Object.freeze is almost a good way to go, if we want to turn a variable into immutable state, but … it can easily mutate, because Object.freeze freezes an object at one level. If you have nested objects, then nested object can be changed.

Nicolás Bevacqua wrote

Nothing prevents you from applying Object.freeze recursively, but that was beyond the point of the article.

const freeze = o => {
  if (o !== null && o !== undefined && typeof o !== 'string') {
    Object
      .keys(o)
      .forEach(key => freeze(o[key]))
  }
  return Object.freeze(o)
}
barbu wrote

Why checking only for string and not number? or boolean?

if (o !== null && o !== undefined && typeof o !== 'string') {
Nicolás Bevacqua wrote

I was specifically checking for strings as a hack, because 'a'[0] === 'a' means any strings would result in infinite recursion.

A better idea would be to keep a Set (you can read more about Set here) of "seen references" as a circuit-breaker, avoiding unwarranted recursion. We need to keep the null and undefined checks so that Object.keys doesn’t throw.
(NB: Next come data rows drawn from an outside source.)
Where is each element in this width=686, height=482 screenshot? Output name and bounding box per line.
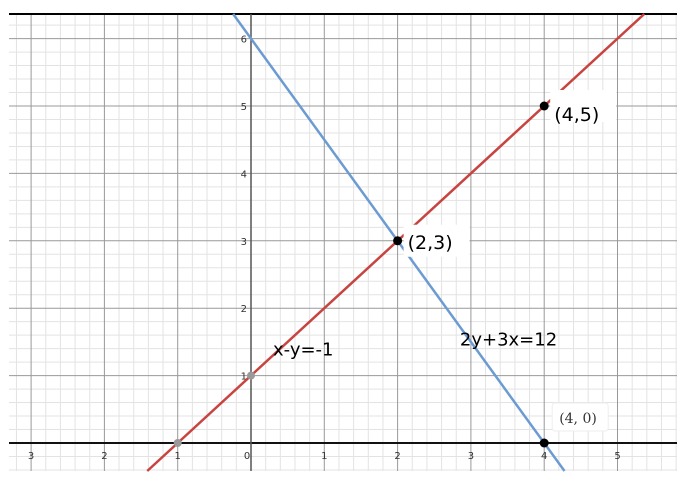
point-marker (539, 438, 549, 448)
x-tick-label: 4 (541, 451, 547, 462)
point-label: (4,5) (554, 104, 599, 126)
y-tick-label: 1 (241, 372, 247, 383)
tick-labels: 3 2 1 0 1 2 3 4 5 1 2 3 4 5 6 (28, 35, 621, 462)
points (173, 101, 549, 448)
minor-grid (9, 14, 677, 471)
point-label: (4, 0) (559, 411, 597, 427)
y-tick-label: 3 (241, 237, 247, 248)
equation-label: x-y=-1 (273, 339, 334, 360)
x-tick-label: 5 (614, 451, 620, 462)
point-marker (173, 439, 182, 447)
y-tick-label: 2 (241, 304, 247, 315)
point-label-box (403, 224, 470, 257)
x-tick-label: 2 (394, 451, 400, 462)
point-label-box (551, 402, 609, 432)
x-tick-label: 1 (321, 451, 327, 462)
point-marker (247, 371, 255, 380)
axes (9, 13, 677, 471)
point-marker (539, 101, 549, 111)
x-tick-label: 2 (101, 451, 107, 462)
x-tick-label: 3 (468, 451, 474, 462)
point-label-box (550, 90, 617, 122)
point-label: (2,3) (408, 232, 453, 254)
x-tick-label: 1 (175, 451, 181, 462)
major-grid (9, 14, 677, 471)
y-tick-label: 5 (241, 102, 247, 113)
x-tick-label: 0 (244, 451, 250, 462)
y-tick-label: 4 (241, 169, 247, 180)
x-tick-label: 3 (28, 451, 34, 462)
annotations: x-y=-1 2y+3x=12 (2,3) (4,5) (4, 0) (273, 90, 617, 432)
equation-label: 2y+3x=12 (460, 329, 557, 350)
y-tick-label: 6 (241, 35, 247, 46)
point-marker (393, 236, 403, 246)
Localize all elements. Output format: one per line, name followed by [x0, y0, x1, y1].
const freeze = (o, seen = new Set()) => {
  if (o !== null && o !== undefined) {
    Object
      .keys(o)
      .forEach(key => {
        if (seen.has(o[key])) {
          return
        }
        seen.add(o[key])
        freeze(o[key], seen)
      })
  }
  return Object.freeze(o)
}

I was lazy! 😅

Soji wrote

For immutable objects

const obj = {}; Object.defineProperty( obj, "propertyName", { value: "a value", writable: false, enumerable: true, configurable: true }); Object.seal(obj);